« Il y aurait, là-bas, à l’autre bout du monde, une île. »
Cette phrase, quand l’ai-je lue pour la première fois ? Il y a vingt ans probablement. Je ne me souviens pas du jour ni de l’heure, ni des conditions dans lesquelles je l’ai découverte. Pourtant j’ai su instantanément qu’elle serait ma phrase préférée. Je ne saurais dire quel est mon film préféré ni mon livre préféré, pas même mon album ou ma série préférés, et surtout pas mon plat préféré. Mais je connais ma phrase : « Il y aurait, là-bas, à l’autre bout du monde, une île. » C’est un sentiment étrange et puissant lorsqu’on la reconnaît, vous devriez essayer, c’est comme si tout en nous résonnait. Il y a quelque chose du doudou dans la phrase préférée, on sait qu’on peut toujours compter sur elle, on gagne en stabilité, on peut y recourir dès que le besoin se fait sentir de la faire résonner à nouveau. Et c’est mieux qu’un doudou, car on n’a pas à s’en séparer. Pour toujours, I mean, forever.
J’aime tout, dans cette phrase. Particulièrement, mais pas seulement, la radicalité de son excès, et exactement dans le même temps, la radicalité de sa simplicité. Tout y est en tension, surtout l’espace et le temps, le réel si l’on veut ; et c’est en quelques mots très doux, très contrôlés, très cadrés, que cela se passe. On y lit l’inouï de ce que peut le langage, de ce que peuvent la ponctuation et la conjugaison. Cette virgule après le conditionnel, voyez-vous, rien n’y contraint sinon d’insister sur la folie du conditionnel qui n’est rien d’autre que celle du langage, de la fiction et de l’humanité. Jamais ferme à processeurs produisant des bitcoins en Islande (« il y aurait, là-bas, à l’autre bout du monde, une île ») ne parviendra à la promesse technologique de cette virgule.
Mais à l’autre bout du monde, là-bas, ça finit souvent mal, et même très mal, que ce soit sur W, l’île inventée par Georges Perec, l’auteur de cette phrase, ou dans les fermes islandaises.

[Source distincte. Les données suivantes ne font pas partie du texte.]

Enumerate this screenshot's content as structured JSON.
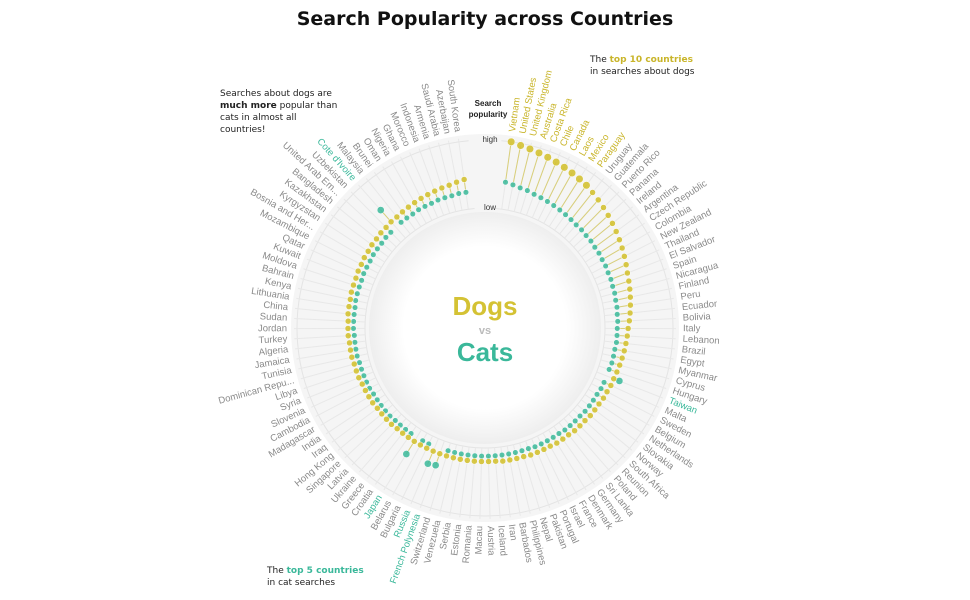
{
  "chart_data": {
    "type": "radial-lollipop",
    "title": "Search Popularity across Countries",
    "axis_label": [
      "Search",
      "popularity"
    ],
    "vs_label": "vs",
    "rlim": [
      0,
      100
    ],
    "rticks": [
      {
        "value": 0,
        "label": "low"
      },
      {
        "value": 100,
        "label": "high"
      }
    ],
    "annotations": {
      "dogs_note": [
        "Searches about dogs are",
        "much more",
        " popular than",
        "cats in almost all countries!"
      ],
      "dog_top": [
        "The ",
        "top 10 countries",
        "in searches about dogs"
      ],
      "cat_top": [
        "The ",
        "top 5 countries",
        "in cat searches"
      ]
    },
    "categories": [
      "Vietnam",
      "United States",
      "United Kingdom",
      "Australia",
      "Costa Rica",
      "Chile",
      "Canada",
      "Laos",
      "Mexico",
      "Paraguay",
      "Uruguay",
      "Guatemala",
      "Puerto Rico",
      "Panama",
      "Ireland",
      "Argentina",
      "Czech Republic",
      "Colombia",
      "New Zealand",
      "Thailand",
      "El Salvador",
      "Spain",
      "Nicaragua",
      "Finland",
      "Peru",
      "Ecuador",
      "Bolivia",
      "Italy",
      "Lebanon",
      "Brazil",
      "Egypt",
      "Myanmar",
      "Cyprus",
      "Hungary",
      "Taiwan",
      "Malta",
      "Sweden",
      "Belgium",
      "Netherlands",
      "Slovakia",
      "Norway",
      "South Africa",
      "Reunion",
      "Poland",
      "Sri Lanka",
      "Germany",
      "Denmark",
      "France",
      "Israel",
      "Portugal",
      "Pakistan",
      "Nepal",
      "Philippines",
      "Barbados",
      "Iran",
      "Iceland",
      "Austria",
      "Macau",
      "Romania",
      "Estonia",
      "Serbia",
      "Venezuela",
      "Switzerland",
      "French Polynesia",
      "Russia",
      "Bulgaria",
      "Belarus",
      "Japan",
      "Croatia",
      "Greece",
      "Ukraine",
      "Latvia",
      "Singapore",
      "Hong Kong",
      "Iraq",
      "India",
      "Madagascar",
      "Cambodia",
      "Slovenia",
      "Syria",
      "Libya",
      "Dominican Repu...",
      "Tunisia",
      "Jamaica",
      "Algeria",
      "Turkey",
      "Jordan",
      "Sudan",
      "China",
      "Lithuania",
      "Kenya",
      "Bahrain",
      "Moldova",
      "Kuwait",
      "Qatar",
      "Mozambique",
      "Bosnia and Her...",
      "Kyrgyzstan",
      "Kazakhstan",
      "Bangladesh",
      "United Arab Em...",
      "Uzbekistan",
      "Cote d'Ivoire",
      "Malaysia",
      "Brunei",
      "Oman",
      "Nigeria",
      "Ghana",
      "Morocco",
      "Indonesia",
      "Armenia",
      "Saudi Arabia",
      "Azerbaijan",
      "South Korea"
    ],
    "series": [
      {
        "name": "Dogs",
        "color": "#d4c234",
        "highlight": [
          0,
          1,
          2,
          3,
          4,
          5,
          6,
          7,
          8,
          9
        ],
        "values": [
          100,
          97,
          95,
          93,
          91,
          89,
          87,
          85,
          83,
          81,
          78,
          75,
          72,
          69,
          66,
          63,
          60,
          57,
          54,
          51,
          48,
          46,
          44,
          42,
          40,
          38,
          36,
          34,
          33,
          32,
          31,
          30,
          29,
          28,
          27,
          27,
          26,
          26,
          25,
          25,
          25,
          24,
          24,
          24,
          23,
          23,
          23,
          22,
          22,
          22,
          22,
          21,
          21,
          21,
          21,
          20,
          20,
          20,
          20,
          20,
          20,
          20,
          20,
          20,
          20,
          20,
          20,
          20,
          20,
          20,
          20,
          21,
          21,
          21,
          21,
          22,
          22,
          22,
          22,
          23,
          23,
          23,
          24,
          24,
          24,
          25,
          25,
          25,
          26,
          26,
          26,
          27,
          27,
          27,
          28,
          28,
          29,
          29,
          30,
          30,
          31,
          31,
          32,
          32,
          33,
          34,
          35,
          36,
          37,
          38,
          39,
          40,
          42,
          44
        ]
      },
      {
        "name": "Cats",
        "color": "#3ab89a",
        "highlight": [
          34,
          63,
          64,
          67,
          102
        ],
        "values": [
          40,
          38,
          36,
          35,
          33,
          32,
          31,
          30,
          29,
          28,
          27,
          26,
          26,
          25,
          25,
          24,
          24,
          23,
          23,
          22,
          22,
          21,
          21,
          20,
          20,
          19,
          19,
          18,
          18,
          18,
          17,
          17,
          17,
          16,
          36,
          16,
          16,
          15,
          15,
          15,
          15,
          14,
          14,
          14,
          14,
          13,
          13,
          13,
          13,
          13,
          12,
          12,
          12,
          12,
          12,
          12,
          12,
          12,
          12,
          12,
          12,
          12,
          12,
          38,
          40,
          13,
          13,
          42,
          13,
          13,
          13,
          13,
          14,
          14,
          14,
          14,
          14,
          15,
          15,
          15,
          15,
          15,
          16,
          16,
          16,
          16,
          17,
          17,
          17,
          17,
          18,
          18,
          18,
          18,
          19,
          19,
          19,
          20,
          20,
          20,
          21,
          21,
          55,
          22,
          22,
          22,
          23,
          23,
          23,
          24,
          24,
          24,
          25,
          25
        ]
      }
    ]
  }
}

On commence alors à redouter les virgules, les conditionnels, leurs prouesses technologiques. Mais rien à faire, et malgré la peur, on ne peut quand même pas s’en passer, ça continue à résonner, tout est plus clair lorsqu’on lit cette phrase. « Il y aurait, là-bas, à l’autre bout du monde, une île. » Ça résonnait à Tarnac en 2008, ça résonne à Florence en 1348 ou à Königsberg en 1795, ça résonne dans la chambre nuptiale de Shahryar et de Shéhérazade, ça résonne en after dans les années quatre-vingt-dix du vingtième siècle, ça résonne en janvier 2017 dans cette ancienne imprimerie où nous nous retrouvions alors.
Un an plus tard, j’ai souhaité vous y conduire vous aussi. Pour reprendre là où nous nous étions arrêtés avec vos prédécesseurs l’année dernière : ressentir à nouveau cela, cette résonance, refaire un cercle, recommencer et voir où ça nous mène. Installez-vous.

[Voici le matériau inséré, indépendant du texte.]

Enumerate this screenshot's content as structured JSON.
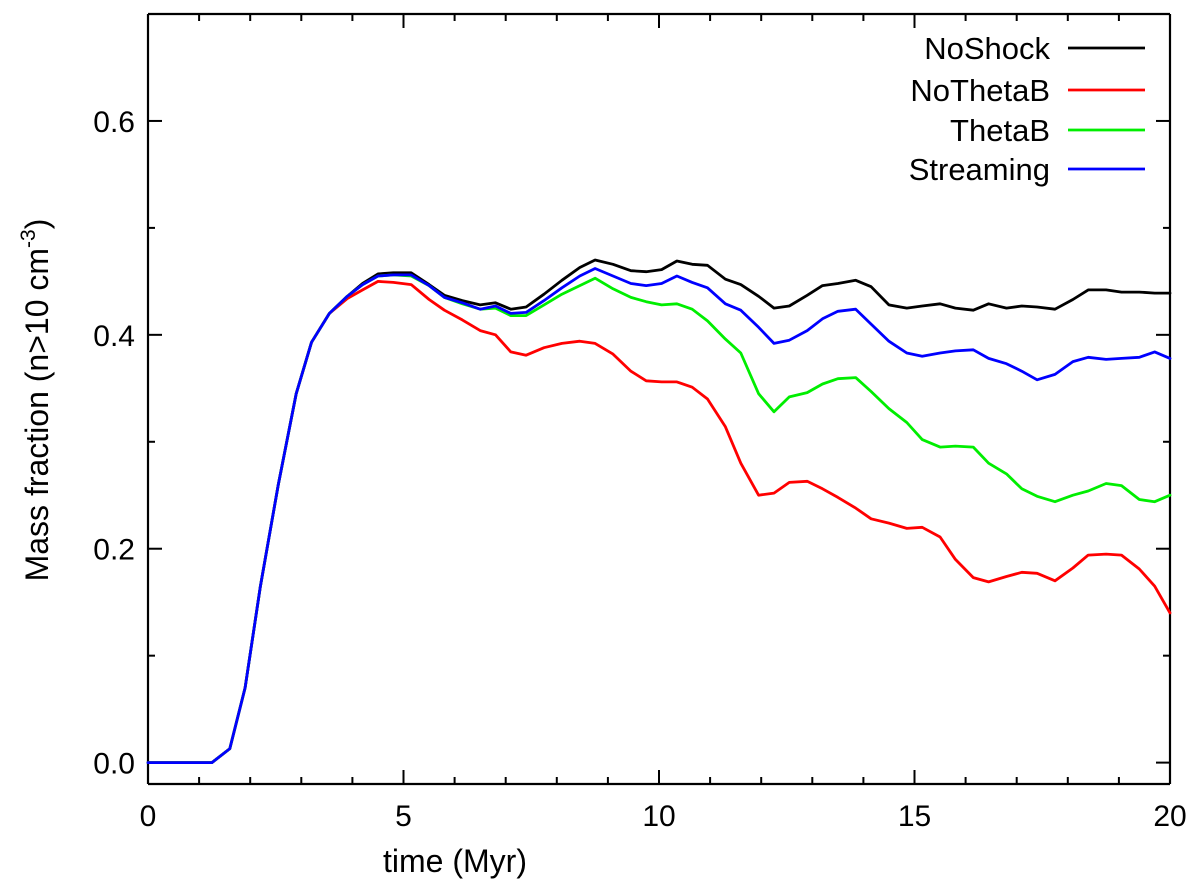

Ça ne résonne pas exactement pareil, mais toujours on retrouve ces mêmes étapes : fin d’un monde, départ, dope ou fiction partagée, commune. « Escapism ? » Si on veut, en tout cas si on ne voit pas plus loin que le bout présent de ses pieds. Scénario anthropologique plutôt, sécessionnisme, qui traverse l’histoire des fictions et des communautés humaines et qui se présente à nous, à nouveau, avec une intensité rarement atteinte. Il se laisse résumer ainsi : « Il y aurait là-bas, à l’autre bout du monde, une île. » Il se répète et devient obsédant. On ne voit plus que lui, derrière les lignes et les images. On ne voit plus que lui dans les zones à défendre, les zones d’autonomie temporaire, les cabanes, les communes, les raves, chez nos amis ; dans les camps et les jungles subis et parfois réinventés ; mais aussi chez nos ennemis, sur leurs îles artificielles et bientôt sur Mars. On ne voit plus que lui dans le cercle narratif du samar, au beau milieu du désert, ou auprès d’un foyer réconfortant, on ne voit plus que lui dans les théâtres, les salles de projection, les lieux de culte et ici même dans cette ancienne imprimerie où nous avons trouvé refuge ; et c’est encore lui qui se trame dans ces objets addictifs et souvent rectangulaires que sont nos livres ou nos écrans. On ne voit peut-être que lui, mais on n’y voit pas beaucoup plus clair.